Als ze vertrokken is, begin ik meteen aan mijn huiswerk, maar ben niet erg geconcentreerd. Er is echt iets dat ik over het hoofd zie, en dat gevoel is niet heel geruststellend.
Jammer genoeg krijg ik toch mijn huiswerk af voor het slapen en ik heb niets beters te doen dan gewoon in mijn bed kruipen. Na drie uur moeizaam wakker blijven val ik uiteindelijk toch in slaap. Er is geen droom, althans niet met beelden. Ik bevind me in een zwarte leegte en een zware en luide stem roept recht in mijn hoofd  en laat rillingen over mijn ruggengraat lopen.
Yurena Doaytez. Ons geheime en verborgen wapen. Je zal het misschien niet graag horen, maar je bent in groot gevaar. Een van onze zwervers is je onbewust genaderd en heeft hen bij jou geleid zonder het te weten. Die persoon kan nu gemakkelijk wegkomen zonder dat ze het doorhebben, omdat jullie ongeveer verwisseld zijn. Zij weten niet meer wie van jullie twee ze moeten hebben, omdat jullie er voor hen hetzelfde uitzien. Je moet daar onmiddellijk weg want je kunt de verwisseling nog voorkomen. Als je morgenvroeg nog bent waar je nu bent, hangt je leven aan een zijden draadje. Alleen als de tweeling herenigd is, zijn ze het dodelijkst. Maar degenen die het dichtst bij haar verwant zijn, haat ze het meest. Word nu wakker, voor het te laat is.

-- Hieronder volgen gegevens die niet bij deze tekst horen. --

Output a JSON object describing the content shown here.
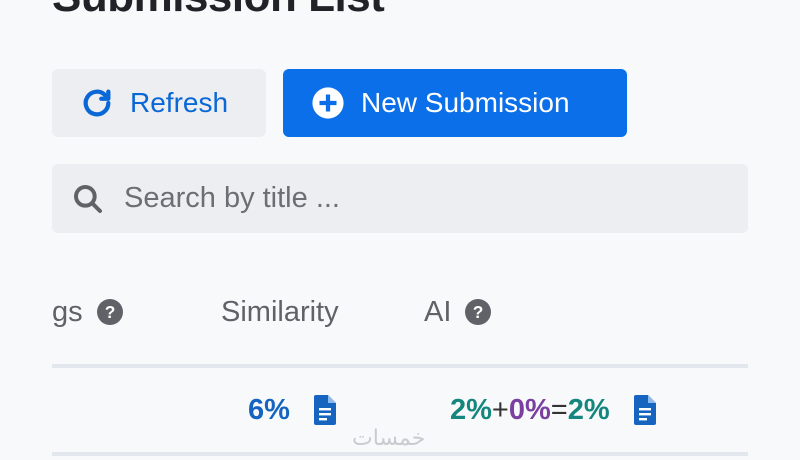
{
  "page": {
    "title": "Submission List"
  },
  "toolbar": {
    "refresh_label": "Refresh",
    "new_submission_label": "New Submission",
    "refresh_icon": "refresh-icon",
    "new_icon": "plus-circle-icon"
  },
  "search": {
    "placeholder": "Search by title ...",
    "icon": "search-icon"
  },
  "table": {
    "headers": {
      "flags_partial": "gs",
      "similarity": "Similarity",
      "ai": "AI"
    },
    "rows": [
      {
        "similarity": "6%",
        "ai_human": "2%",
        "ai_plus": "+",
        "ai_paraphrase": "0%",
        "ai_equals": "=",
        "ai_total": "2%"
      }
    ]
  },
  "watermark": "خمسات",
  "colors": {
    "primary": "#0a6fe8",
    "link_blue": "#0a67d6",
    "ai_teal": "#14867d",
    "ai_purple": "#7b3fa0"
  }
}
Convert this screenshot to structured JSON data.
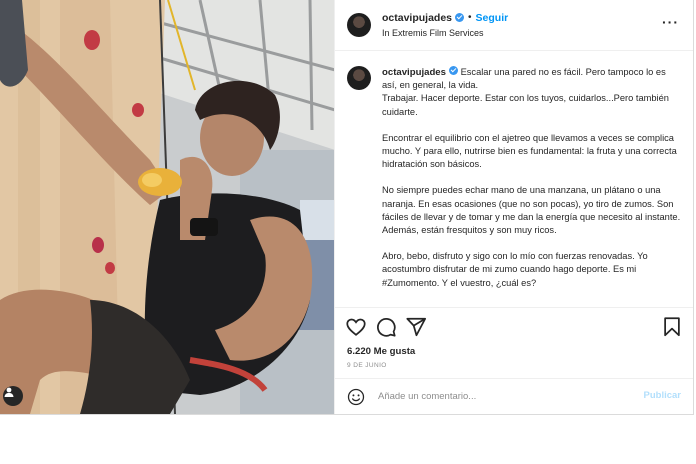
{
  "post": {
    "username": "octavipujades",
    "follow_label": "Seguir",
    "separator": "•",
    "location": "In Extremis Film Services",
    "more_label": "···",
    "caption": {
      "username": "octavipujades",
      "p1_rest": " Escalar una pared no es fácil. Pero tampoco lo es así, en general, la vida.",
      "p1_line2": "Trabajar. Hacer deporte. Estar con los tuyos, cuidarlos...Pero también cuidarte.",
      "p2": "Encontrar el equilibrio con el ajetreo que llevamos a veces se complica mucho. Y para ello, nutrirse bien es fundamental: la fruta y una correcta hidratación son básicos.",
      "p3": "No siempre puedes echar mano de una manzana, un plátano o una naranja. En esas ocasiones (que no son pocas), yo tiro de zumos. Son fáciles de llevar y de tomar y me dan la energía que necesito al instante. Además, están fresquitos y son muy ricos.",
      "p4": "Abro, bebo, disfruto y sigo con lo mío con fuerzas renovadas. Yo acostumbro disfrutar de mi zumo cuando hago deporte. Es mi #Zumomento. Y el vuestro, ¿cuál es?"
    },
    "likes": "6.220 Me gusta",
    "date": "9 DE JUNIO",
    "comment_placeholder": "Añade un comentario...",
    "publish_label": "Publicar",
    "icons": {
      "like": "heart-icon",
      "comment": "comment-icon",
      "share": "share-icon",
      "save": "bookmark-icon",
      "emoji": "emoji-icon",
      "user_tag": "user-tag-icon"
    },
    "colors": {
      "accent": "#0095f6",
      "verified": "#3897f0",
      "publish_disabled": "#b2dffc"
    }
  }
}
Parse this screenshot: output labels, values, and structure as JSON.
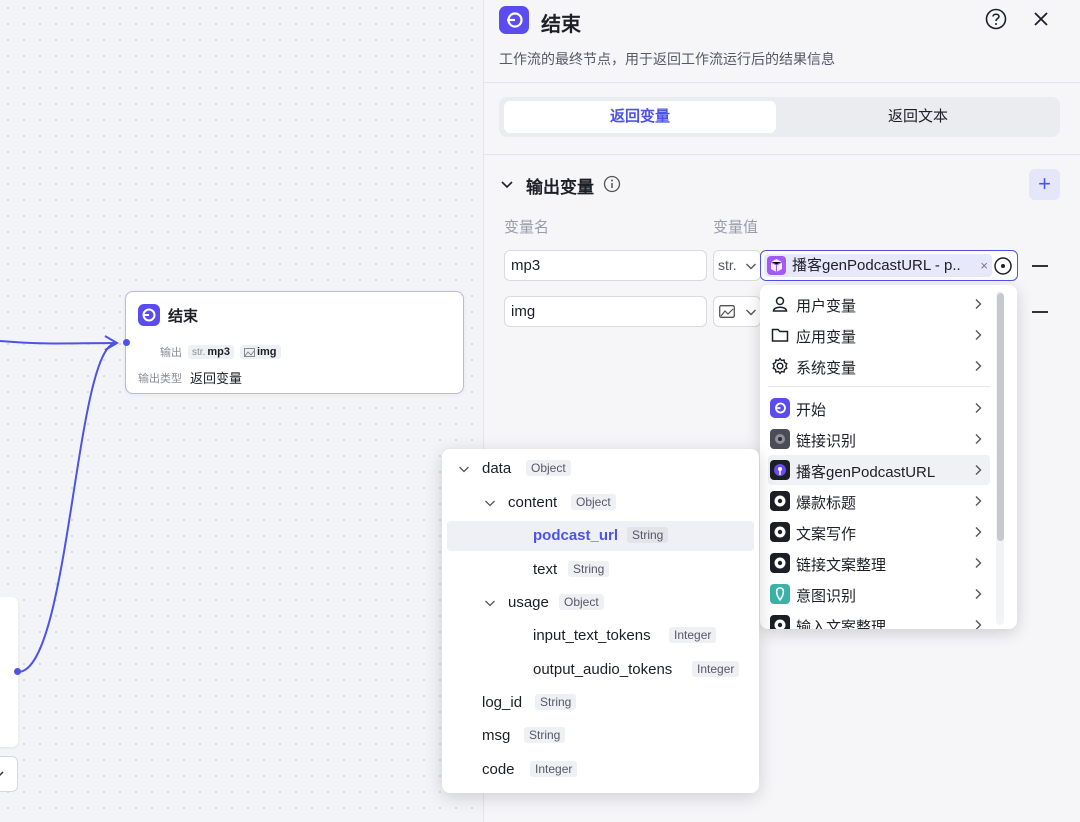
{
  "canvas": {
    "end_node": {
      "title": "结束",
      "output_label": "输出",
      "output_chips": [
        {
          "type": "str.",
          "name": "mp3"
        },
        {
          "type": "",
          "name": "img"
        }
      ],
      "output_type_label": "输出类型",
      "output_type_value": "返回变量"
    }
  },
  "panel": {
    "title": "结束",
    "description": "工作流的最终节点，用于返回工作流运行后的结果信息",
    "tabs": [
      "返回变量",
      "返回文本"
    ],
    "section_title": "输出变量",
    "add_label": "+",
    "col_name": "变量名",
    "col_value": "变量值",
    "rows": [
      {
        "name": "mp3",
        "type": "str.",
        "value": "播客genPodcastURL - p..",
        "value_clear": "×"
      },
      {
        "name": "img",
        "type": ""
      }
    ]
  },
  "menu": {
    "groups": [
      "用户变量",
      "应用变量",
      "系统变量"
    ],
    "nodes": [
      "开始",
      "链接识别",
      "播客genPodcastURL",
      "爆款标题",
      "文案写作",
      "链接文案整理",
      "意图识别",
      "输入文案整理"
    ]
  },
  "tree": {
    "rows": [
      {
        "key": "data",
        "type": "Object"
      },
      {
        "key": "content",
        "type": "Object"
      },
      {
        "key": "podcast_url",
        "type": "String"
      },
      {
        "key": "text",
        "type": "String"
      },
      {
        "key": "usage",
        "type": "Object"
      },
      {
        "key": "input_text_tokens",
        "type": "Integer"
      },
      {
        "key": "output_audio_tokens",
        "type": "Integer"
      },
      {
        "key": "log_id",
        "type": "String"
      },
      {
        "key": "msg",
        "type": "String"
      },
      {
        "key": "code",
        "type": "Integer"
      }
    ]
  },
  "colors": {
    "accent": "#4d53e8",
    "node_icon": "#5b4cf0"
  }
}
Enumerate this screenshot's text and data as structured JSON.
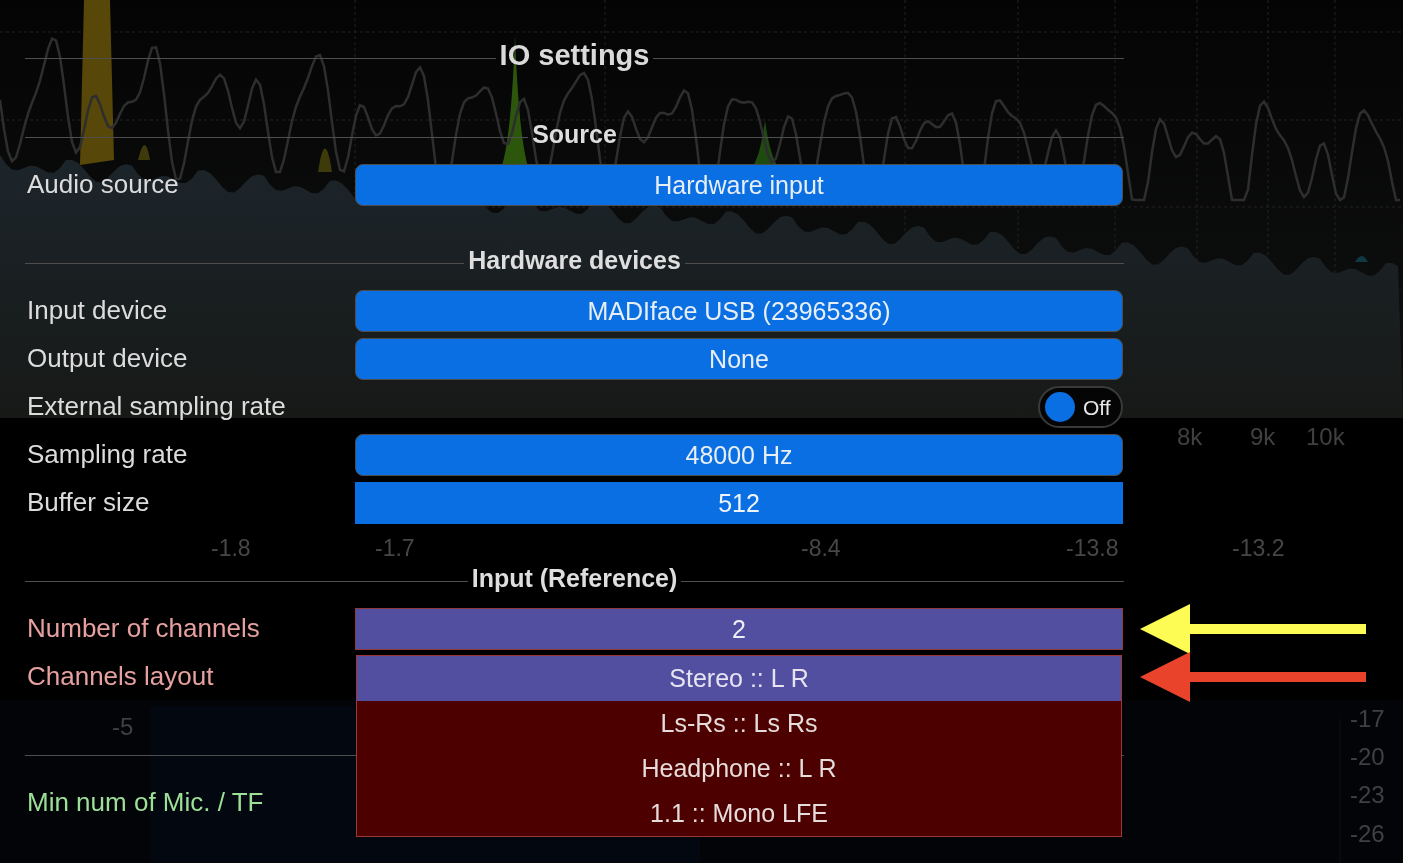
{
  "background": {
    "frequency_labels": [
      "8k",
      "9k",
      "10k"
    ],
    "readouts": [
      "-1.8",
      "-1.7",
      "-8.4",
      "-13.8",
      "-13.2"
    ],
    "left_scale": [
      "-5"
    ],
    "right_scale": [
      "-17",
      "-20",
      "-23",
      "-26"
    ]
  },
  "dialog": {
    "title": "IO settings"
  },
  "sections": [
    {
      "heading": "Source",
      "rows": [
        {
          "kind": "select",
          "label": "Audio source",
          "color": "#dcdcdc",
          "value": "Hardware input"
        }
      ]
    },
    {
      "heading": "Hardware devices",
      "rows": [
        {
          "kind": "select",
          "label": "Input device",
          "color": "#dcdcdc",
          "value": "MADIface USB (23965336)"
        },
        {
          "kind": "select",
          "label": "Output device",
          "color": "#dcdcdc",
          "value": "None"
        },
        {
          "kind": "toggle",
          "label": "External sampling rate",
          "color": "#dcdcdc",
          "on": false,
          "value": "Off"
        },
        {
          "kind": "select",
          "label": "Sampling rate",
          "color": "#dcdcdc",
          "value": "48000 Hz"
        },
        {
          "kind": "entry",
          "label": "Buffer size",
          "color": "#dcdcdc",
          "focused": false,
          "value": "512"
        }
      ]
    },
    {
      "heading": "Input (Reference)",
      "rows": [
        {
          "kind": "entry",
          "label": "Number of channels",
          "color": "#e6a0a0",
          "focused": true,
          "value": "2",
          "arrow": {
            "color": "#fdfc55"
          }
        },
        {
          "kind": "dropdown",
          "label": "Channels layout",
          "color": "#e6a0a0",
          "expanded": true,
          "options": [
            {
              "label": "Stereo :: L R",
              "selected": true
            },
            {
              "label": "Ls-Rs :: Ls Rs",
              "selected": false
            },
            {
              "label": "Headphone :: L R",
              "selected": false
            },
            {
              "label": "1.1 :: Mono LFE",
              "selected": false
            }
          ],
          "arrow": {
            "color": "#e9442b"
          }
        }
      ]
    },
    {
      "rows": [
        {
          "kind": "label",
          "label": "Min num of Mic. / TF",
          "color": "#9ce098"
        }
      ]
    }
  ]
}
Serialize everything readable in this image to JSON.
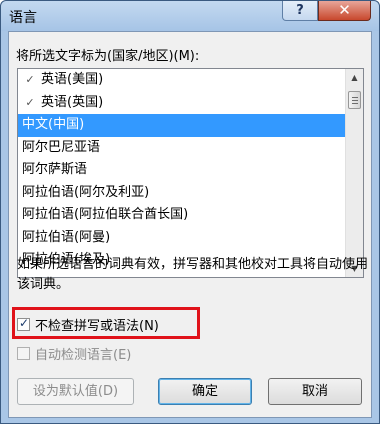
{
  "window": {
    "title": "语言",
    "help_label": "?",
    "close_label": "✕"
  },
  "language_list": {
    "label": "将所选文字标为(国家/地区)(M):",
    "items": [
      {
        "label": "英语(美国)",
        "icon": "spell-check-icon",
        "selected": false
      },
      {
        "label": "英语(英国)",
        "icon": "spell-check-icon",
        "selected": false
      },
      {
        "label": "中文(中国)",
        "icon": null,
        "selected": true
      },
      {
        "label": "阿尔巴尼亚语",
        "icon": null,
        "selected": false
      },
      {
        "label": "阿尔萨斯语",
        "icon": null,
        "selected": false
      },
      {
        "label": "阿拉伯语(阿尔及利亚)",
        "icon": null,
        "selected": false
      },
      {
        "label": "阿拉伯语(阿拉伯联合酋长国)",
        "icon": null,
        "selected": false
      },
      {
        "label": "阿拉伯语(阿曼)",
        "icon": null,
        "selected": false
      },
      {
        "label": "阿拉伯语(埃及)",
        "icon": null,
        "selected": false
      }
    ],
    "spell_icon_glyph": "ᵃᵇᶜ"
  },
  "info": {
    "text": "如果所选语言的词典有效，拼写器和其他校对工具将自动使用该词典。"
  },
  "options": {
    "no_proofing": {
      "label": "不检查拼写或语法(N)",
      "checked": true,
      "enabled": true
    },
    "detect_language": {
      "label": "自动检测语言(E)",
      "checked": false,
      "enabled": false
    }
  },
  "buttons": {
    "set_default": "设为默认值(D)",
    "ok": "确定",
    "cancel": "取消"
  },
  "colors": {
    "selection": "#3399ff",
    "highlight_box": "#e0121a",
    "close_button": "#c8482d"
  }
}
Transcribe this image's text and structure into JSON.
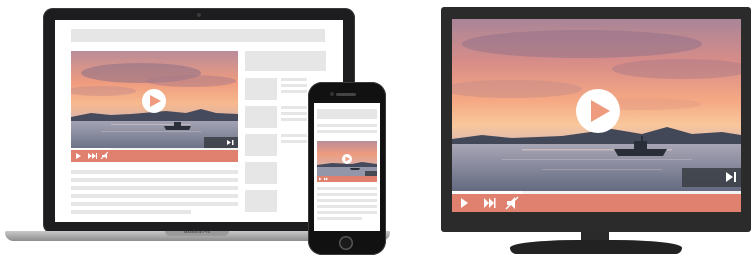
{
  "laptop": {
    "brand_text": "MacBook Pro"
  },
  "video": {
    "colors": {
      "sky_top": "#f0a08a",
      "sky_mid": "#f5b08a",
      "sun_glow": "#ffd9a8",
      "horizon": "#e6b4a0",
      "hills": "#4a4e60",
      "water": "#9aa0b0",
      "controls": "#e0816f"
    },
    "icons": [
      "play-icon",
      "skip-forward-icon",
      "mute-icon",
      "next-icon"
    ]
  }
}
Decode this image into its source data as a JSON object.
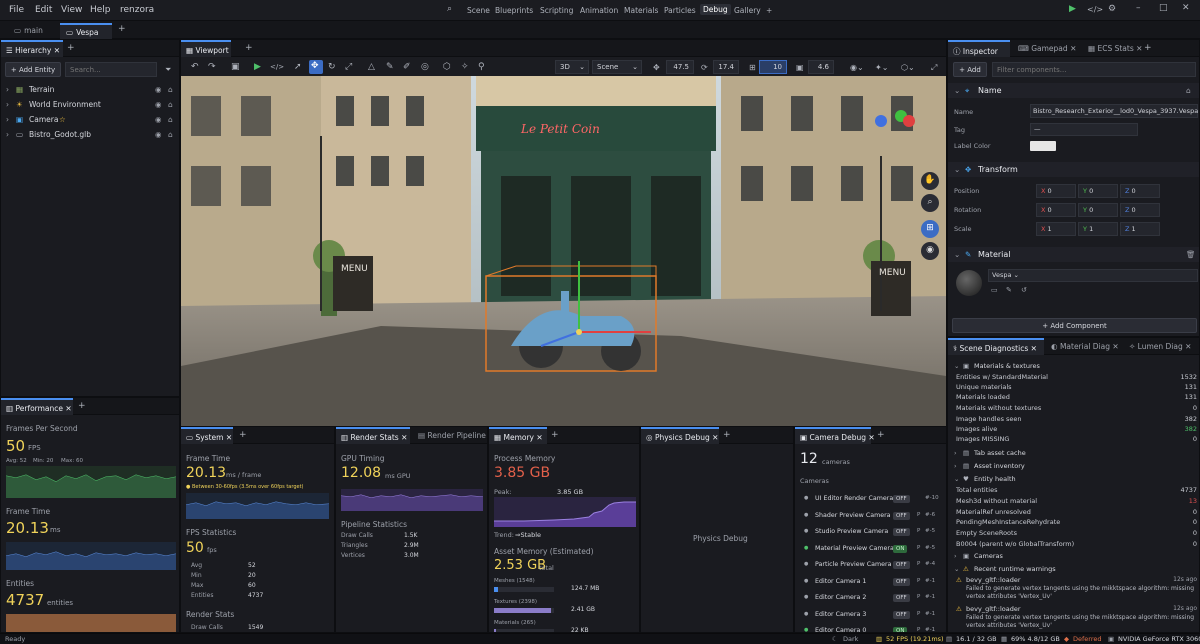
{
  "app": {
    "name": "renzora"
  },
  "menus": [
    "File",
    "Edit",
    "View",
    "Help",
    "renzora"
  ],
  "layout_tabs": [
    "Scene",
    "Blueprints",
    "Scripting",
    "Animation",
    "Materials",
    "Particles",
    "Debug",
    "Gallery"
  ],
  "layout_add": "+",
  "document_tabs": [
    {
      "label": "main"
    },
    {
      "label": "Vespa"
    }
  ],
  "hierarchy": {
    "tab": "Hierarchy",
    "add_entity": "Add Entity",
    "search_placeholder": "Search...",
    "items": [
      "Terrain",
      "World Environment",
      "Camera",
      "Bistro_Godot.glb"
    ]
  },
  "viewport": {
    "tab": "Viewport",
    "mode": "3D",
    "scene_sel": "Scene",
    "v1": "47.5",
    "v2": "17.4",
    "v3": "10",
    "v4": "4.6"
  },
  "inspector": {
    "tabs": [
      "Inspector",
      "Gamepad",
      "ECS Stats"
    ],
    "add": "Add",
    "filter_placeholder": "Filter components...",
    "name_section": "Name",
    "name_label": "Name",
    "name_value": "Bistro_Research_Exterior__lod0_Vespa_3937.Vespa",
    "tag_label": "Tag",
    "tag_value": "—",
    "label_color": "Label Color",
    "transform": "Transform",
    "rows": [
      {
        "label": "Position",
        "x": "0",
        "y": "0",
        "z": "0"
      },
      {
        "label": "Rotation",
        "x": "0",
        "y": "0",
        "z": "0"
      },
      {
        "label": "Scale",
        "x": "1",
        "y": "1",
        "z": "1"
      }
    ],
    "axis_x": "X",
    "axis_y": "Y",
    "axis_z": "Z",
    "material": "Material",
    "material_name": "Vespa",
    "add_component": "Add Component"
  },
  "diagnostics": {
    "tabs": [
      "Scene Diagnostics",
      "Material Diag",
      "Lumen Diag"
    ],
    "mat_title": "Materials & textures",
    "mat_rows": [
      [
        "Entities w/ StandardMaterial",
        "1532"
      ],
      [
        "Unique materials",
        "131"
      ],
      [
        "Materials loaded",
        "131"
      ],
      [
        "Materials without textures",
        "0"
      ]
    ],
    "img_rows": [
      [
        "Image handles seen",
        "382"
      ],
      [
        "Images alive",
        "382"
      ],
      [
        "Images MISSING",
        "0"
      ]
    ],
    "tab_asset": "Tab asset cache",
    "asset_inv": "Asset inventory",
    "entity_health": "Entity health",
    "eh_rows": [
      [
        "Total entities",
        "4737"
      ],
      [
        "Mesh3d without material",
        "13"
      ],
      [
        "MaterialRef unresolved",
        "0"
      ],
      [
        "PendingMeshInstanceRehydrate",
        "0"
      ],
      [
        "Empty SceneRoots",
        "0"
      ],
      [
        "B0004 (parent w/o GlobalTransform)",
        "0"
      ]
    ],
    "cameras": "Cameras",
    "warnings_title": "Recent runtime warnings",
    "warnings": [
      {
        "src": "bevy_gltf::loader",
        "time": "12s ago",
        "msg1": "Failed to generate vertex tangents using the mikktspace algorithm: missing",
        "msg2": "vertex attributes 'Vertex_Uv'"
      },
      {
        "src": "bevy_gltf::loader",
        "time": "12s ago",
        "msg1": "Failed to generate vertex tangents using the mikktspace algorithm: missing",
        "msg2": "vertex attributes 'Vertex_Uv'"
      }
    ]
  },
  "performance": {
    "tab": "Performance",
    "fps_label": "Frames Per Second",
    "fps": "50",
    "fps_unit": "FPS",
    "avg": "Avg: 52",
    "min": "Min: 20",
    "max": "Max: 60",
    "ft_label": "Frame Time",
    "ft": "20.13",
    "ft_unit": "ms",
    "ent_label": "Entities",
    "ent": "4737",
    "ent_unit": "entities"
  },
  "system": {
    "tab": "System",
    "ft_label": "Frame Time",
    "ft": "20.13",
    "ft_unit": "ms / frame",
    "ft_note": "Between 30-60fps (3.5ms over 60fps target)",
    "fps_label": "FPS Statistics",
    "fps": "50",
    "fps_unit": "fps",
    "stats": [
      [
        "Avg",
        "52"
      ],
      [
        "Min",
        "20"
      ],
      [
        "Max",
        "60"
      ],
      [
        "Entities",
        "4737"
      ]
    ],
    "rs_label": "Render Stats",
    "rs_rows": [
      [
        "Draw Calls",
        "1549"
      ]
    ]
  },
  "render_stats": {
    "tabs": [
      "Render Stats",
      "Render Pipeline"
    ],
    "gpu_label": "GPU Timing",
    "gpu": "12.08",
    "gpu_unit": "ms GPU",
    "pipe_label": "Pipeline Statistics",
    "rows": [
      [
        "Draw Calls",
        "1.5K"
      ],
      [
        "Triangles",
        "2.9M"
      ],
      [
        "Vertices",
        "3.0M"
      ]
    ]
  },
  "memory": {
    "tab": "Memory",
    "proc_label": "Process Memory",
    "proc": "3.85 GB",
    "peak_label": "Peak:",
    "peak": "3.85 GB",
    "trend": "Trend:",
    "trend_val": "⇒Stable",
    "asset_label": "Asset Memory (Estimated)",
    "asset": "2.53 GB",
    "asset_unit": "total",
    "bars": [
      {
        "label": "Meshes (1548)",
        "value": "124.7 MB",
        "fill": 0.06
      },
      {
        "label": "Textures (2398)",
        "value": "2.41 GB",
        "fill": 0.95
      },
      {
        "label": "Materials (265)",
        "value": "22 KB",
        "fill": 0.01
      }
    ]
  },
  "physics": {
    "tab": "Physics Debug",
    "body": "Physics Debug"
  },
  "camera_debug": {
    "tab": "Camera Debug",
    "count": "12",
    "count_unit": "cameras",
    "cam_label": "Cameras",
    "items": [
      {
        "name": "UI Editor Render Camera",
        "badge": "OFF",
        "p": "",
        "num": "#-10",
        "on": false
      },
      {
        "name": "Shader Preview Camera",
        "badge": "OFF",
        "p": "P",
        "num": "#-6",
        "on": false
      },
      {
        "name": "Studio Preview Camera",
        "badge": "OFF",
        "p": "P",
        "num": "#-5",
        "on": false
      },
      {
        "name": "Material Preview Camera",
        "badge": "ON",
        "p": "P",
        "num": "#-5",
        "on": true
      },
      {
        "name": "Particle Preview Camera",
        "badge": "OFF",
        "p": "P",
        "num": "#-4",
        "on": false
      },
      {
        "name": "Editor Camera 1",
        "badge": "OFF",
        "p": "P",
        "num": "#-1",
        "on": false
      },
      {
        "name": "Editor Camera 2",
        "badge": "OFF",
        "p": "P",
        "num": "#-1",
        "on": false
      },
      {
        "name": "Editor Camera 3",
        "badge": "OFF",
        "p": "P",
        "num": "#-1",
        "on": false
      },
      {
        "name": "Editor Camera 0",
        "badge": "ON",
        "p": "P",
        "num": "#-1",
        "on": true
      }
    ]
  },
  "statusbar": {
    "ready": "Ready",
    "theme": "Dark",
    "fps": "52 FPS (19.21ms)",
    "ram": "16.1 / 32 GB",
    "vram": "69% 4.8/12 GB",
    "deferred": "Deferred",
    "gpu": "NVIDIA GeForce RTX 3060"
  },
  "scene_text": {
    "sign": "Le Petit Coin",
    "menu": "MENU"
  },
  "colors": {
    "accent": "#4a8ff0",
    "highlight": "#f0d35a",
    "axis_x": "#e05050",
    "axis_y": "#50c050",
    "axis_z": "#5080e0"
  }
}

Als ik wakker word, spoken er een aantal dingen door mijn hoofd.
1. Mijn achternaam is niet Doaytez of zoiets.
2. Ik? Een wapen in gevaar? Waar gaat dit zelfs over?!
3. Waarom moet ik hier weg en wie is die zwerver?
4. De droom duurde langer dan ik dacht en als mijn leven echt in gevaar is als ik hier morgenvroeg nog ben, mag ik me gaan haasten!

En als laatste: ik ken die stem. En ik heb er allesbehalve goede herinneringen aan...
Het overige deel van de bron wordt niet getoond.